La niña Hestia es agradable y de trato fácil, posee una cualidad tranquila y autosuficiente y gran presencia interior. No busca al adulto para llamar la atención sobre ella y tiende a la expresión individual, aunque ésta sea interior. La relación con los padres responderá a los roles que ellos asuman en su propia vida. Hay que diferenciar entre padres tipo Crono (dominante y anulador) y Rea (ineficaz e incluso deprimida) y padres que apoyan a su hija. Los padres Crono y Rea, que responden al mito, y que ponen de manifiesto un modelo conflictivo e infeliz de relación de pareja, es probable que provoquen en la hija Hestia un repliegue hacia el interior de sí misma como vía para escapar de la violencia que percibe a su alrededor. Por otro lado, este repliegue interno, que es una tendencia natural en ella, se acompaña en este caso de un rechazo a sentir las emociones, manteniéndose ajena a los conflictos e intentando pasar desapercibida mientras cultiva la soledad en medio de la familia.

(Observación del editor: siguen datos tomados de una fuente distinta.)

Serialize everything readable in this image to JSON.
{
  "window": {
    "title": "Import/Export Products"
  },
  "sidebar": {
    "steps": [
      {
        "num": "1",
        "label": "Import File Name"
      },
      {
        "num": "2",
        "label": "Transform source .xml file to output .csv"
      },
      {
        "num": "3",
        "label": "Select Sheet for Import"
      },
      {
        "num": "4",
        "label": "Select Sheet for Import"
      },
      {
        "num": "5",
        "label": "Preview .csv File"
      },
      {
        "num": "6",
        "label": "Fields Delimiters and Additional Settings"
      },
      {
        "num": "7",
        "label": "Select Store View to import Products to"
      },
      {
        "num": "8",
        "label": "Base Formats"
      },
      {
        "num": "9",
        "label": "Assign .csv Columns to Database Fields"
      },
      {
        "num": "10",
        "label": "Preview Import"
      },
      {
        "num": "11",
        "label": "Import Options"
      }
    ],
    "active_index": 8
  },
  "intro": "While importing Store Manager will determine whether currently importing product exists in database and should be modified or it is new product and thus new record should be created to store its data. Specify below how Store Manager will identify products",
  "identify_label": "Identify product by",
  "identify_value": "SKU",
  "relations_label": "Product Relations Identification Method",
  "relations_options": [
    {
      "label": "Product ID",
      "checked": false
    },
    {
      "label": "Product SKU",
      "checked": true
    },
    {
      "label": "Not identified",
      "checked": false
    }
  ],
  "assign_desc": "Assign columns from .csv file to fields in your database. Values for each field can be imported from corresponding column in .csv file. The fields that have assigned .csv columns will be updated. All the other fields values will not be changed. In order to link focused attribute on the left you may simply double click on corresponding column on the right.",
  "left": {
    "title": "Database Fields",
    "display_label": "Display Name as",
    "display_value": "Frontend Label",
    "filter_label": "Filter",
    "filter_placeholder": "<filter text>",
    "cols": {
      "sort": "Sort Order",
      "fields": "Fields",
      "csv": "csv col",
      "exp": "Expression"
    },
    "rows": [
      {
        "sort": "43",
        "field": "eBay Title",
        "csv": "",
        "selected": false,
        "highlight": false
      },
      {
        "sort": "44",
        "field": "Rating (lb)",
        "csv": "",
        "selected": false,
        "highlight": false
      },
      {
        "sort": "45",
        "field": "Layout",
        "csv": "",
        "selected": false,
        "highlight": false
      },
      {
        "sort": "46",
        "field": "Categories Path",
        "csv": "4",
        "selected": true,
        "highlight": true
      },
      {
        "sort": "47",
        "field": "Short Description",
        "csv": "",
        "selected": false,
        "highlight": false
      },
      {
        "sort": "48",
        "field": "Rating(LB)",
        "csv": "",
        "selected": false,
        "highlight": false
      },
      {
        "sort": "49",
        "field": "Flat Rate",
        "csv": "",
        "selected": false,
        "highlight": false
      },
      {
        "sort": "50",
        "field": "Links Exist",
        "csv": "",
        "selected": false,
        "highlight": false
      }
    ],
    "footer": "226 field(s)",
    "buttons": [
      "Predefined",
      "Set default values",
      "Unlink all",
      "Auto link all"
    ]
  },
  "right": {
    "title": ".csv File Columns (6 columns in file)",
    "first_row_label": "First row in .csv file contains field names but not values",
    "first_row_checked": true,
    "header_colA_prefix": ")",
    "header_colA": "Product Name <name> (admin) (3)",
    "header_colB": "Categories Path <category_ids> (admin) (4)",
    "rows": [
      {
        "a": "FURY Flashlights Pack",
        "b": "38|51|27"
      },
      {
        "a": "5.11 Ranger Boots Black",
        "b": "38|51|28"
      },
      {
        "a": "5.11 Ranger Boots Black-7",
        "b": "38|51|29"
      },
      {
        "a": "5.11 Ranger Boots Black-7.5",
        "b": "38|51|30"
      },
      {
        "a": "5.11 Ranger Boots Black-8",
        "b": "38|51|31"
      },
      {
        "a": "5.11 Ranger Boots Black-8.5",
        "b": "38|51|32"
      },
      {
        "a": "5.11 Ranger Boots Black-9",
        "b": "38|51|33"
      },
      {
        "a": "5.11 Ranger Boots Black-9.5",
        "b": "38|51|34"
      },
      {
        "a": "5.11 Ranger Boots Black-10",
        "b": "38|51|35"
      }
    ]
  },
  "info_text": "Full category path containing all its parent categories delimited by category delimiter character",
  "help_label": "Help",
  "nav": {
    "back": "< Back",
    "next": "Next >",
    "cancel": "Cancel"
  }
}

Esta actitud puede ser entendida como timidez, pero no tiene por qué serlo. Representa una evasión de una realidad que hiere a la niña Hestia. En el caso de padres que apoyan a su hija, ésta puede disminuir su tendencia a la soledad y la introspección, relacionarse socialmente y participar más en actividades y juegos. No obstante, su cualidad de independencia y desapego, así como su ecuanimidad emocional, cualidades Hestia por excelencia, no desaparecen ni son olvidadas, sino que forman parte de su ser y hará uso de ellas si tiene necesidad. Si los padres toman conciencia del arquetipo Hestia en su hija, pueden promover en ella la interacción social, el deporte, el desarrollo de habilidades sociales y otras actividades que inviten a la extroversión y el uso de las propias capacidades y aptitudes.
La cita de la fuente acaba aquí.